Never to self-important to degrade either dimension, the pianist instead forged the two into one of last year’s most remarkable records, the critically acclaimed Black Radio, and is now ready with its follow-up, logically named Black Radio 2, that might tap into an even broader audience, potentially giving Glasper the recognition he rightfully deserves.
The right album at the right time
Fed up with the lack of new thinking within the jazz community, pianist Robert Glasper and his Experiment set out with the relatively humble ambition to stir things up a little. The outcome – ‘Black Radio’ – went far beyond that, literally inscribing itself into American music history by taking home a Grammy for Best R&B Album in 2012. The conditions of the time were however also favourable as renowned trumpeter Nicholas Payton had sparkled his campaign to re-naturalise jazz music among other genres under the umbrella-term Black American Music (usually abbreviated as BAM).
Glasper nevertheless dissociated himself from this conception, diplomatically rejecting it; “I just don’t think to call it Black American Music is the way to go, because there’s a whole lot of black American music under that umbrella, and they all have names.” More so, Glasper in his own right, involuntarily came to forefront a new movement among jazz musicians, and Black Radio also marked itself as the principal work among a wave of similar projects from contemporary, coming-of-age jazz acts such as ERIMAJ, Gizmo, Lakecia Benjamin and NEXT Collective, all of whom were rounded by the popularity of urban music during the 1980’s and 1990’s.
Creativity emancipated
With most of its tracks being either covers or do-overs, much more than the lyrical content, the true innovation of Black Radio was the musical mastership of The Experiment. From Glasper’s floating finger technique and Derrick Hodge’s empathized bass play, to the adaptively march-infused drums of Chris Dave, all rounded of by jack-of-all-trade Casey Benjamin’s signature vocoder and whatnots.
That’s not to talk about what the prime roster of artists from the urban intelligentsia brings to the table; Stokley Williams breezily everting his soul on ‘Why Do We Try’, an unusually underplayed version of Bilal on David Bowie’s ‘Letter To Hermione’ and Erykah Badu’s stylish take on jazz standard ‘Afro Blue’.
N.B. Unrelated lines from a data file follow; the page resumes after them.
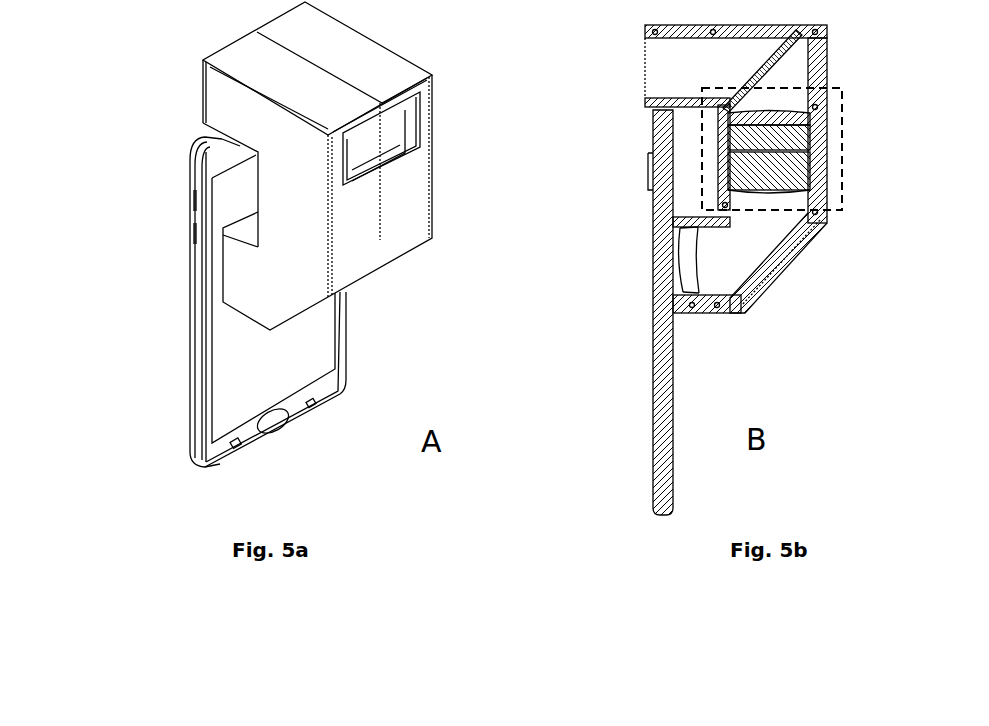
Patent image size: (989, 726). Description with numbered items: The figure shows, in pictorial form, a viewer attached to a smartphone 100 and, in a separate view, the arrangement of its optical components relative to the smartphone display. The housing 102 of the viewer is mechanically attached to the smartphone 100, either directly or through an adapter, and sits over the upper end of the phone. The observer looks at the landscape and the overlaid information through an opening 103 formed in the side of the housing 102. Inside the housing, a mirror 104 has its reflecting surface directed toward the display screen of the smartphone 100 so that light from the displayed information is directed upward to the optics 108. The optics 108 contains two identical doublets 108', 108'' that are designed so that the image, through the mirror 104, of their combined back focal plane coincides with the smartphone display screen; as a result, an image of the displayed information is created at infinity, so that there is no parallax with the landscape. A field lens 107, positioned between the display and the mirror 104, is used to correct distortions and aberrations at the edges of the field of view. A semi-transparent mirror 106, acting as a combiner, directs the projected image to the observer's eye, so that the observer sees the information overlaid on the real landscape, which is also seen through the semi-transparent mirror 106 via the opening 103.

In FIG. 5A, the smartphone 100 is at (196, 393).
In FIG. 5B, the smartphone 100 is at (653, 420).
In FIG. 5A, the housing 102 is at (415, 220).
In FIG. 5A, the opening 103 is at (393, 124).
In FIG. 5B, the mirror 104 is at (762, 287).
In FIG. 5B, the semi-transparent mirror 106 is at (753, 72).
In FIG. 5B, the field lens 107 is at (693, 262).
In FIG. 5B, the optics 108 is at (829, 105).
In FIG. 5B, the first doublet 108' is at (832, 123).
In FIG. 5B, the second doublet 108'' is at (835, 175).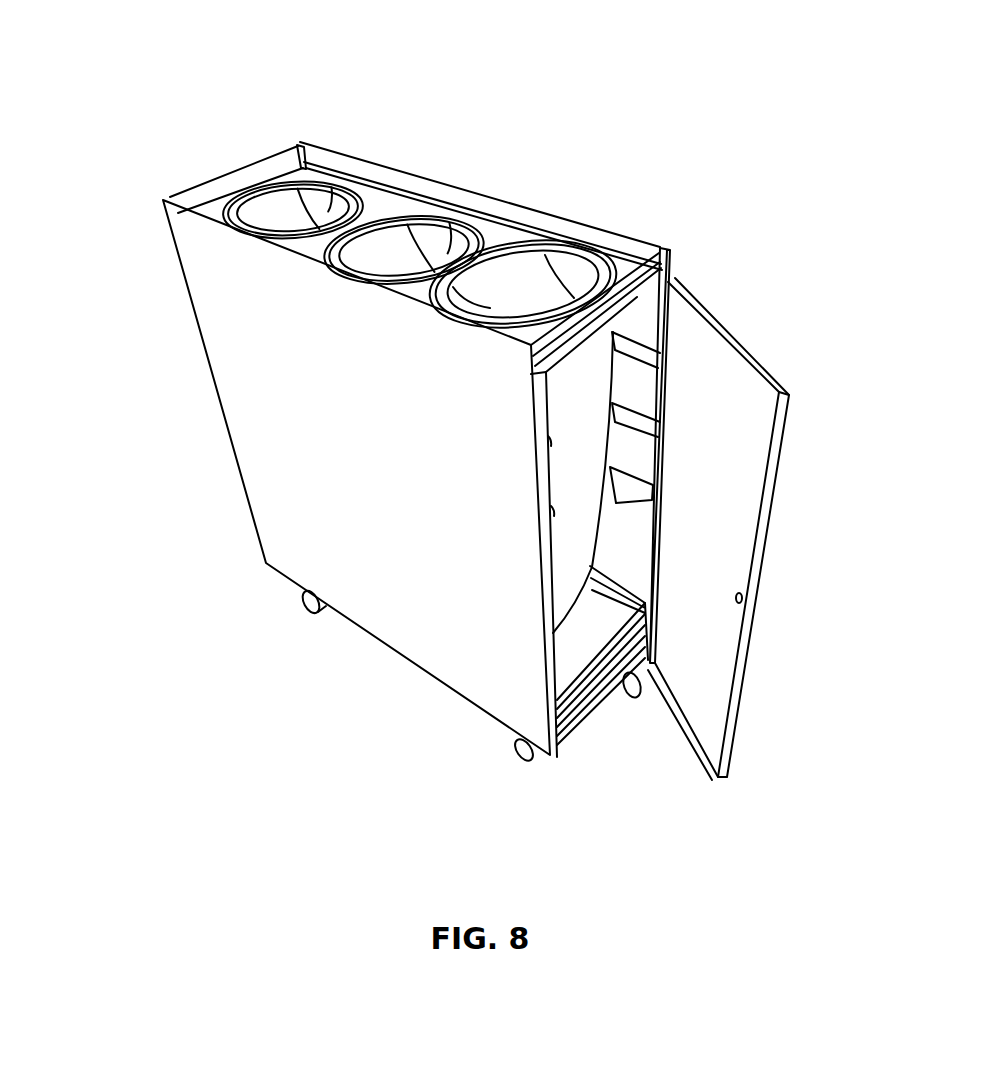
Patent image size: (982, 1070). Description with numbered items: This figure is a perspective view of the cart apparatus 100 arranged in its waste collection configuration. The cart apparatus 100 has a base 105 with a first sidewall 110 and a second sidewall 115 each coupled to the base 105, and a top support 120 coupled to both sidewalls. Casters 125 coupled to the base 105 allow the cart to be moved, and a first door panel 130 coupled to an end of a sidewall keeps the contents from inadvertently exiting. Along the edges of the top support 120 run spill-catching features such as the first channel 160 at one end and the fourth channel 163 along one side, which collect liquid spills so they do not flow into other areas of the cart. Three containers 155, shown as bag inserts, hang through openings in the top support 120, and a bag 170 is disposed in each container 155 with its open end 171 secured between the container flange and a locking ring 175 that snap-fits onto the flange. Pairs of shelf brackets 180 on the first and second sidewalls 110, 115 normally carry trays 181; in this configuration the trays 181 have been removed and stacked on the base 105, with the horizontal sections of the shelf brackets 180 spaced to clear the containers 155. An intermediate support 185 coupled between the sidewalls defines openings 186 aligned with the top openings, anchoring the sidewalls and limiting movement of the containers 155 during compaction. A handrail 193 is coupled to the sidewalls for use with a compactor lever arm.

The cart apparatus 100 is at (211, 108).
The base 105 is at (645, 668).
The first sidewall 110 is at (463, 640).
The second sidewall 115 is at (513, 205).
The top support 120 is at (535, 320).
The casters 125 is at (635, 675).
The first door panel 130 is at (703, 693).
The container 155 is at (640, 354).
The first channel 160 is at (667, 247).
The fourth channel 163 is at (392, 198).
The bag 170 is at (292, 215).
The open end 171 is at (620, 262).
The locking ring 175 is at (303, 167).
The shelf bracket 180 is at (548, 442).
The tray 181 is at (650, 636).
The intermediate support 185 is at (622, 503).
The opening 186 is at (786, 392).
The handrail 193 is at (188, 200).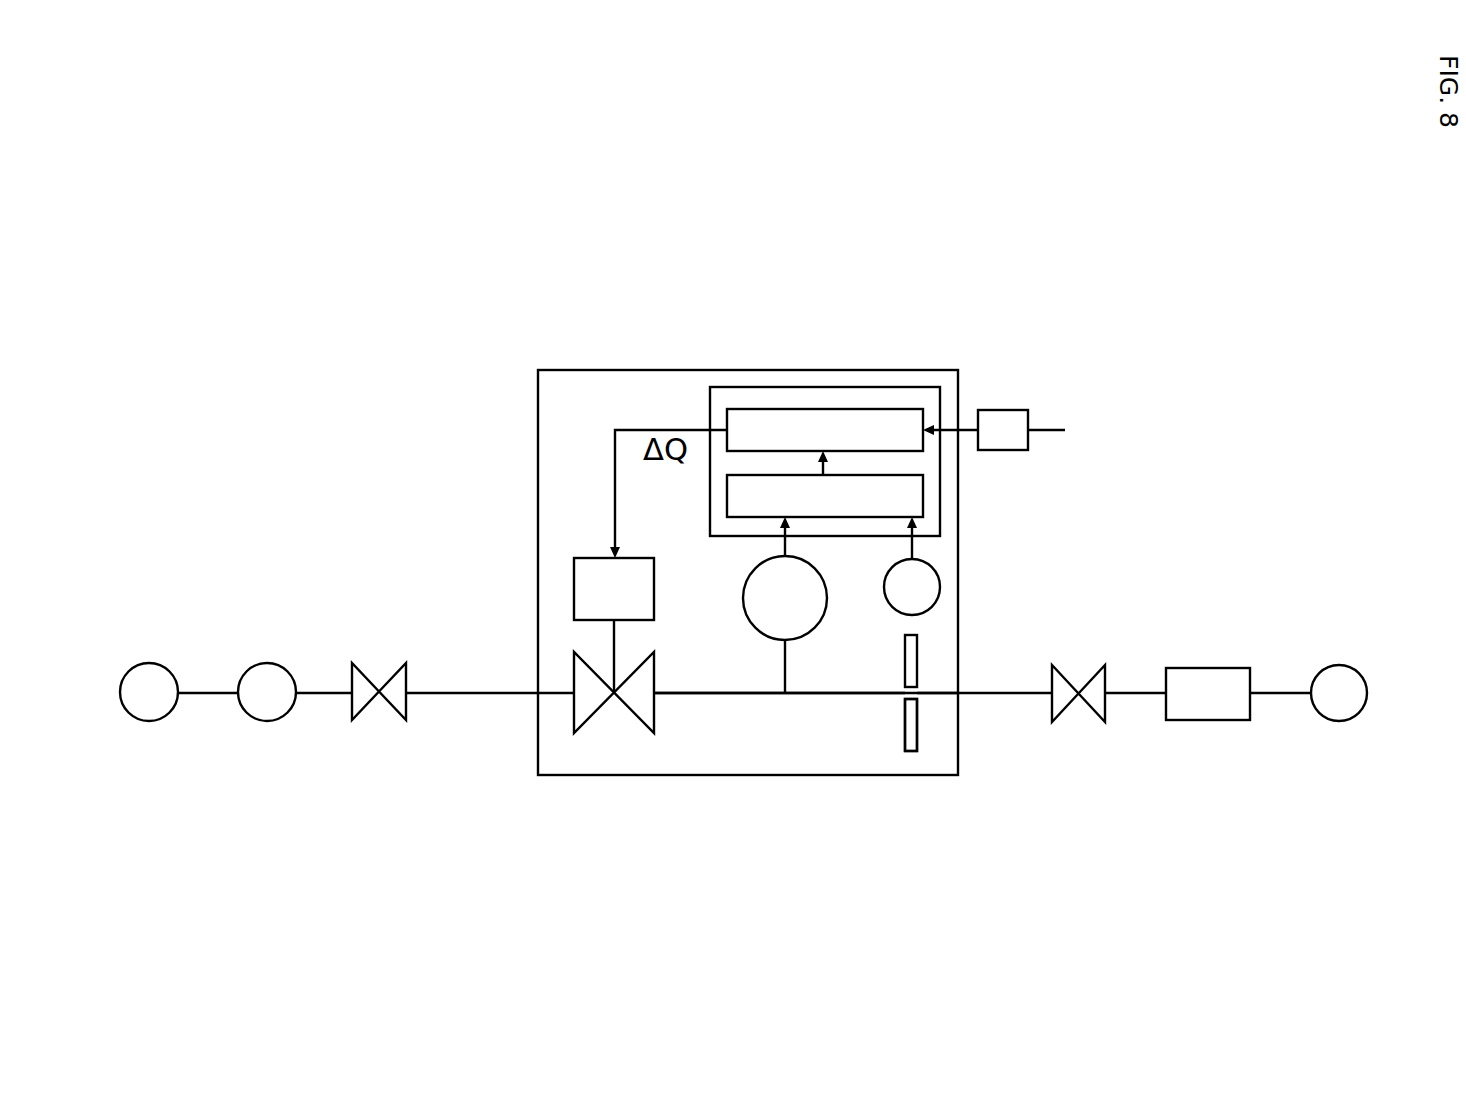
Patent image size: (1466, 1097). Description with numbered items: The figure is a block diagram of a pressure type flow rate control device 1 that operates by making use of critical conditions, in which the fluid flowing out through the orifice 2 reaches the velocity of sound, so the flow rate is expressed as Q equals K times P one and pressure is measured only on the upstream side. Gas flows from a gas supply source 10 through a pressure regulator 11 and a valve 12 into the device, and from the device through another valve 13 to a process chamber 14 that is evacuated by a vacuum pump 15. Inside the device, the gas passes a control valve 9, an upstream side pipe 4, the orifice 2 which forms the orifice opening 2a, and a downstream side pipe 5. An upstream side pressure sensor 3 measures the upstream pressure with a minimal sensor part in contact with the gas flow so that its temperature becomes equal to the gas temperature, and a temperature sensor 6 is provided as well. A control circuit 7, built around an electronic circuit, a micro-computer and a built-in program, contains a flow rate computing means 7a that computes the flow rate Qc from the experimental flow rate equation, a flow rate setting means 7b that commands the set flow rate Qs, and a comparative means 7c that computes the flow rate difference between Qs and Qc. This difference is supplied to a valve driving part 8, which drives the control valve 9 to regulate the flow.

The pressure type flow rate control device 1 is at (683, 368).
The orifice 2 is at (907, 722).
The orifice 2a is at (917, 698).
The upstream side pressure sensor 3 is at (748, 625).
The upstream side pipe 4 is at (738, 693).
The downstream side pipe 5 is at (945, 693).
The temperature sensor 6 is at (940, 582).
The control circuit 7 is at (940, 468).
The flow rate computing means 7a is at (923, 502).
The flow rate setting means 7b is at (1003, 410).
The comparative means 7c is at (849, 409).
The valve driving part 8 is at (590, 596).
The control valve 9 is at (590, 706).
The gas supply source 10 is at (147, 706).
The pressure regulator 11 is at (265, 706).
The valve 12 is at (363, 698).
The valve 13 is at (1090, 705).
The process chamber 14 is at (1208, 710).
The vacuum pump 15 is at (1335, 710).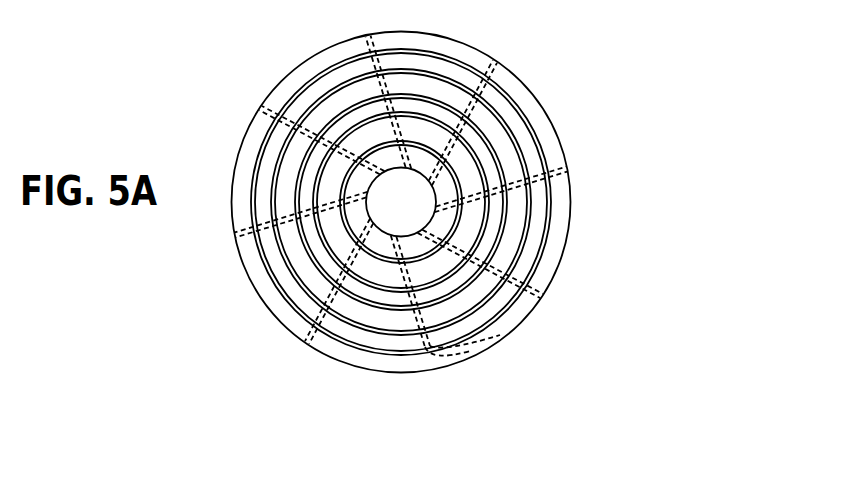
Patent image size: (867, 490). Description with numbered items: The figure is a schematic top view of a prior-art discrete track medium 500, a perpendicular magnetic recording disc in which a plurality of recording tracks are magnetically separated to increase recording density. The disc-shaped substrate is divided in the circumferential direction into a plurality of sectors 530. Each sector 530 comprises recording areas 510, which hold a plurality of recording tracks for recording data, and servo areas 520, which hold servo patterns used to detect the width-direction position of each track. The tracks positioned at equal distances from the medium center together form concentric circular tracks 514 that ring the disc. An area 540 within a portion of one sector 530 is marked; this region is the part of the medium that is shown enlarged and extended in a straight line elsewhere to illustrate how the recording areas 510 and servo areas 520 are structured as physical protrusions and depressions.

The discrete track medium 500 is at (476, 45).
The recording areas 510 is at (538, 113).
The servo areas 520 is at (562, 163).
The sectors 530 is at (497, 202).
The concentric circular tracks 514 is at (552, 212).
The area 540 is at (470, 354).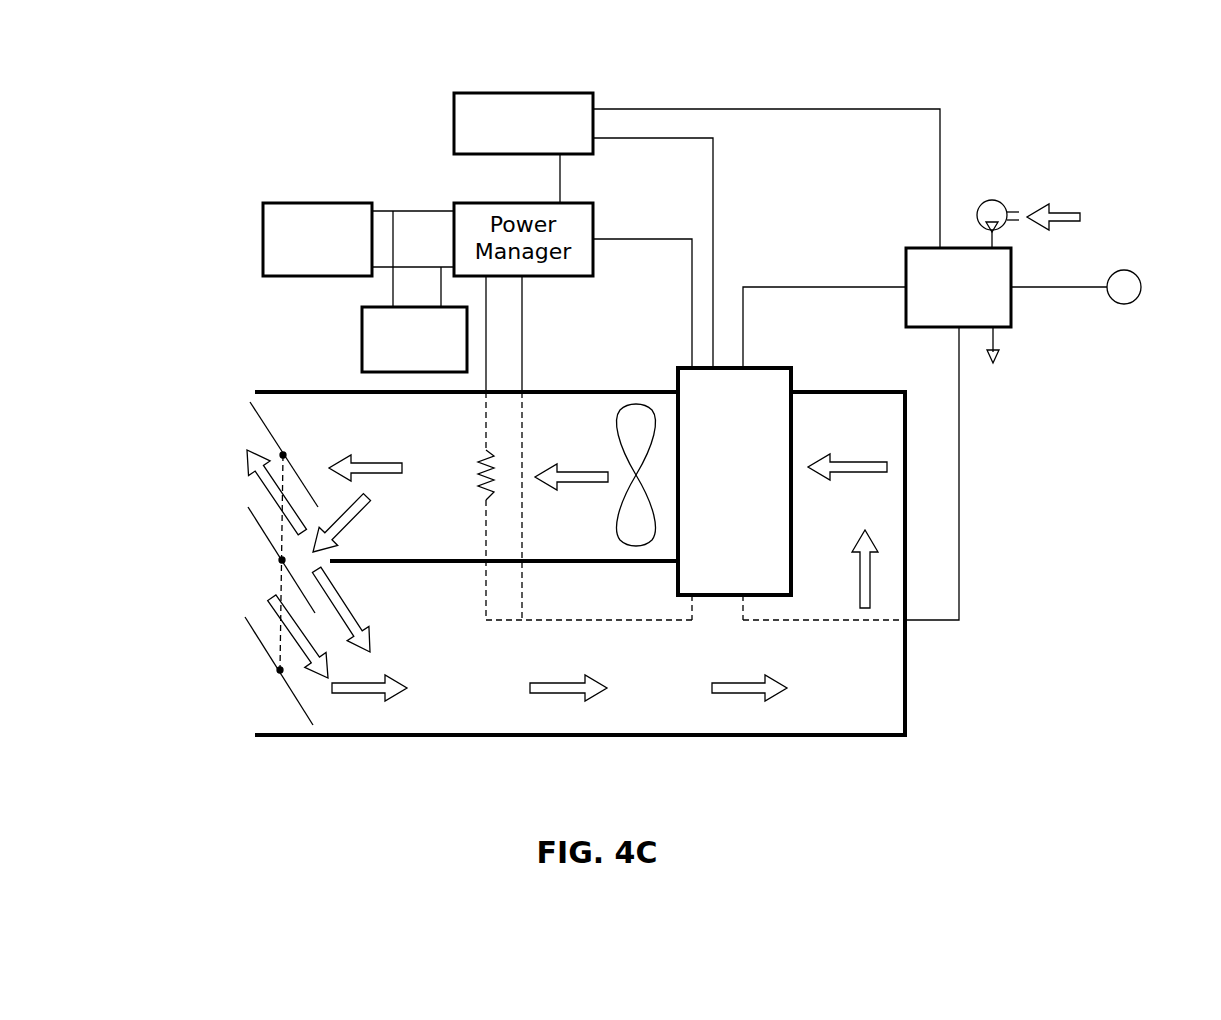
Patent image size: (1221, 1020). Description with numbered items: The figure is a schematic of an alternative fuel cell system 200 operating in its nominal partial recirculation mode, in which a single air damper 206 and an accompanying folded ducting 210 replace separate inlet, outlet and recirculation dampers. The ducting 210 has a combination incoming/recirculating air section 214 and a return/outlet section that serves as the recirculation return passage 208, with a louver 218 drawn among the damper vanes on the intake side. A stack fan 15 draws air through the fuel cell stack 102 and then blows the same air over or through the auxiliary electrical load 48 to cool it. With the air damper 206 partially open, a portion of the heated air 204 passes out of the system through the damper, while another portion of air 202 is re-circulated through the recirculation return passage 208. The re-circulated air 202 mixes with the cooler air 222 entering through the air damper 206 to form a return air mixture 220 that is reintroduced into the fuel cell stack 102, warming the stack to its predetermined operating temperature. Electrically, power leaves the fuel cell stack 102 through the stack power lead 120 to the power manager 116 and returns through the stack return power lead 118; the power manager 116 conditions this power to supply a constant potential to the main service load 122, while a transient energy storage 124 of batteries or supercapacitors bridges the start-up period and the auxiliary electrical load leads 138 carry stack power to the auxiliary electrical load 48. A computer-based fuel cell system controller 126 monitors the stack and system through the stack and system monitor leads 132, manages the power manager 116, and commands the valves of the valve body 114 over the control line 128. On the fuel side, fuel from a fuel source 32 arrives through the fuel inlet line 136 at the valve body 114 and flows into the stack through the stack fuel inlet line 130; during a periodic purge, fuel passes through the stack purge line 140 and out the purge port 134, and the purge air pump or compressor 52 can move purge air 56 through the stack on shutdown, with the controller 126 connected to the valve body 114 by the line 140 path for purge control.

The fact that the majority of the album was recorded through intense jam session over the course of 4 days, is only to be heard in how the decades of accumulated experience assembled in the studio lets their informed impulses lead the way, yet never goes astray down otherwise seductive pitfalls of irrelevance; every solo is appropriate, every improvisation on point.
A co-creational effort
Whether it was the Grammy nomination that encouraged the Experiment to further go down the R&B-path is uncertain, yet that is however what they did on their follow up, Black Radio 2, being released this week. To compensate, almost all of the material on the new record is original content, co-creatively conjured through the Experiment’s tight arrangements as the musical backdrop, setting the perfect scene for each of the featured artists’ unfolding.
A co-creational project in all regards, several of those (that include Common, Emeli Sandé and Jill Scott, among others) are participating by request from their fans, thus showcasing the mastermind of Robert Glasper not only as a composer and producer but also as a marketeer – but most of all an artist, way ahead of his time.